Olive oil, a monounsatured “good fat,” is part of the traditional Mediterranean diet. Photo by Claire Freierman | THE NIBBLE.
Good Fat, Bad Fat, Healthy Fat, Unhealthy Fat:
Here’s The Scoop
This is Page 3 of a four-page article. Here we discuss good fats vs. bad fats. Click on the black links below to visit other pages.
Overview: “Good” Fats Vs. “Bad” Fats
Not all oils are created equal in terms of how good they are for you. Saturated and trans fats are “out” with diet advisors and health professionals, who suggest that the total amount of fat you eat is less important than the type of fat you eat. Saturated and trans fats increase the risk for certain diseases. The “good” fats—monounsaturated and polyunsaturated fats—lower disease risk. A healthy diet plan substitutes good fats for bad fats.

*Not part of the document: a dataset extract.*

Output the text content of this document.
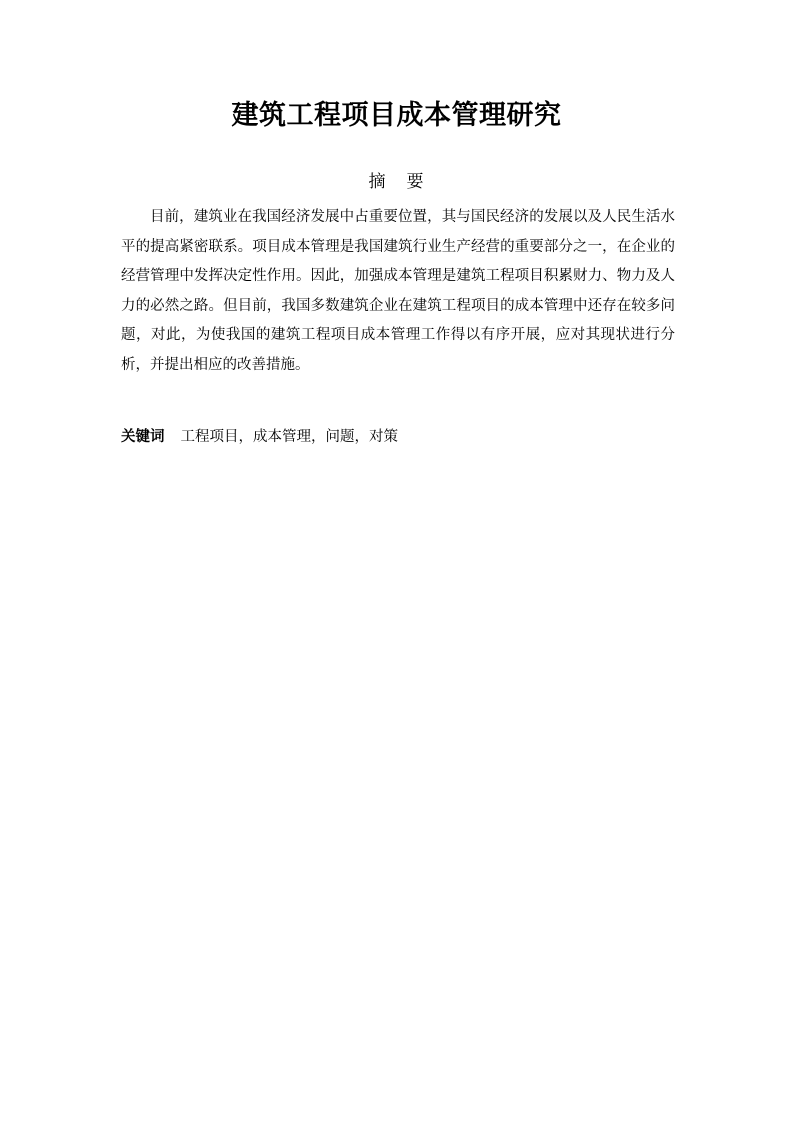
建筑工程项目成本管理研究
摘 要

目前，建筑业在我国经济发展中占重要位置，其与国民经济的发展以及人民生活水平的提高紧密联系。项目成本管理是我国建筑行业生产经营的重要部分之一，在企业的经营管理中发挥决定性作用。因此，加强成本管理是建筑工程项目积累财力、物力及人力的必然之路。但目前，我国多数建筑企业在建筑工程项目的成本管理中还存在较多问题，对此，为使我国的建筑工程项目成本管理工作得以有序开展，应对其现状进行分析，并提出相应的改善措施。

关键词 工程项目，成本管理，问题，对策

All Fats Are Mixtures Of “Good” & “Bad”
Each type of fat or oil is a mixture of different kinds of fats. For example, canola oil and olive oil are considered manufactured fats, yet:
- Canola oil is 7% saturated fat, 58% monounsaturated fat and 29% polyunsaturated fat.
- Olive oil is 13% saturated fat, 72% monounsaturated fat and 8% polyunsaturated fat. For details, see What Type Of Fat Is It?, published by the Harvard School of Public Health.
Choose healthy fats, limit saturated fat and avoid trans fat. Fats are categorized via their highest concentration of a particular fat, even though it may be less than 50%. See Page 2 to see a chart of the different types of fats.
Unhealthy Fat Types
Learn your fats and eat/cook accordingly.
Saturated Fats (Bad For You!)
Saturated fats are found in many of our favorite foods. They come from animal sources: meat and dairy products. Examples include beef and beef fat (tallow), lamb, pork and lard, poultry (especially the skin), some seafood (particularly shrimp and crayfish), butter, cheese, cream, ice cream, milk, yogurt and other dairy products made from whole or reduced-fat (1%-2%) milk. These foods also contain dietary cholesterol. Some plant foods, such as palm oil, palm kernel oil and coconut oil, also contain primarily saturated fats, but do not contain cholesterol: No plant foods contains cholesterol.
In addition to dietary cholesterol (that which is ingested via food), some cholesterol is produced by the body (blood cholesterol) where it is used for vital purposes—to form cell membranes, some hormones and other needed tissues. But a high level of cholesterol in the blood is a major risk factor for coronary heart disease, which causes heart attacks.
- Very High Cholesterol: egg yolks and organ meats (kidney, liver, sweetbreads, etc.).
- Somewhat High Cholesterol: crayfish, shrimp, fatty beef.
- Medium Cholesterol: lean beef, lamb and pork.
- Moderate Cholesterol: chicken, turkey and fish contain about the same amount of cholesterol. Eating the skin adds cholesterol and fat calories, since so much fat is attached to the skin.
The American Heart Association recommends limiting the amount of saturated fats you eat to 16 grams of saturated fats a day (based on a 2,000 calorie diet).
Trans Fats (Bad For You!)
While many companies have removed the trans fats from their products over the past two years, much of it still remains. Read labels and avoid “partially hydrogenated” fats.
- Read the labels of foods you buy. Some margarines still have trans fats, for example.
- In restaurants and chains, ask if the restaurant has eliminated trans fat (New York City has made this mandatory). If not, steer clear of baked goods, biscuits and fried foods.